I've been told to go to hell by at least 3 commenters today. I don't know if I'm flattered or I should..well, go..?..*sigh*
#1 Axel Rose is aging well.
#3 - That kid in the blue shirt looks like he still believes in Santa.
@elijahpollack: Hiiiiiiiieeeeeeeee! It's Friday! Look at all the peeps condemning me to hell..lol!
@mcginstein: gret myndz
#7 -- wow, the Special Olympics sure throws some rocking after-event parties!
@BalknChain:
Gret myndz duz thinks like.
This is part of my campaign to move up from a tenth-tier to a ninth-tier commenter.
#3 makes me laugh so hard that focusing on something rude to say about that trio is impossible. They beat the system, damn it, they beat the fucking system!
God I love this feature. It makes getting old ok.
@BalknChain: Who is condemning you to hell?
#3 The last 3 virgins in New York.
@elijahpollack: It's a joke, some other commenters over the Tawny thing. A whole bunch of us were on the same wavelength-funny stuff!
#3 This is all Judd Apatow's fault.
#7. "This photograph makes me want to high-five whoever invented abortions."
That photo made me want to get a preventative abortion. Or at least take post- date-rape morning-after pill.
#4: rocco?
#5: up with people.
being young, fashionable and happy is totally lame! you guys are totally lame you stupid youngsters!
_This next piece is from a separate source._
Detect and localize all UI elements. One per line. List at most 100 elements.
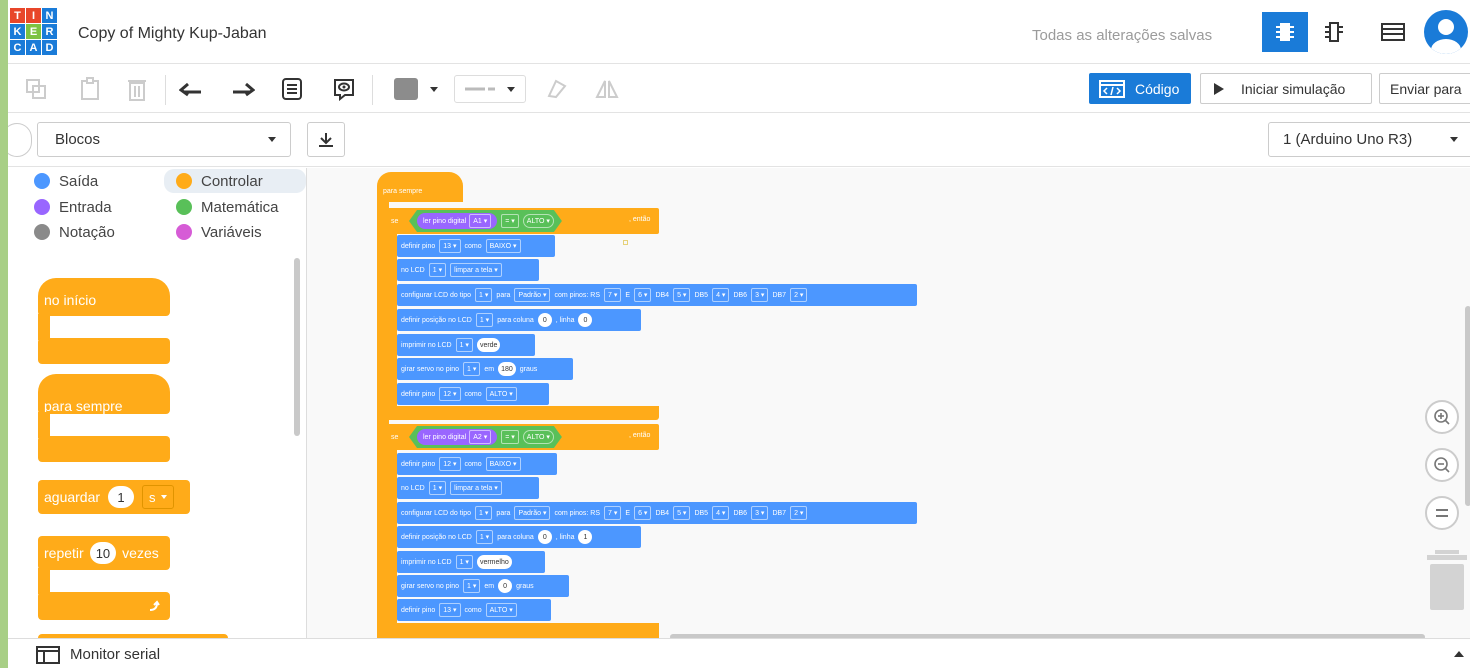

#3: I am OFFICIALLY embarassed to be a redhead.
#2:The Family(Prince's JV/second string Revolution) 1985.
#2 = funny
kudos to your writer for keeping on with BSL: I really miss MisShapes & its hard to muster energy each week to look-in here but thanks for keeping the party rolling -
#1: Is that Corey Feldman?
@BalknChain: oh my god, i love ghost hunters. if i was a gay man, jason hawes would be my bear. but i'm a girl...and BLS is my dating pool....i wish i was a gay man....
#1 - There's absolutely nothing funny about AIDS. But there's something absolutely funny about AIDSface.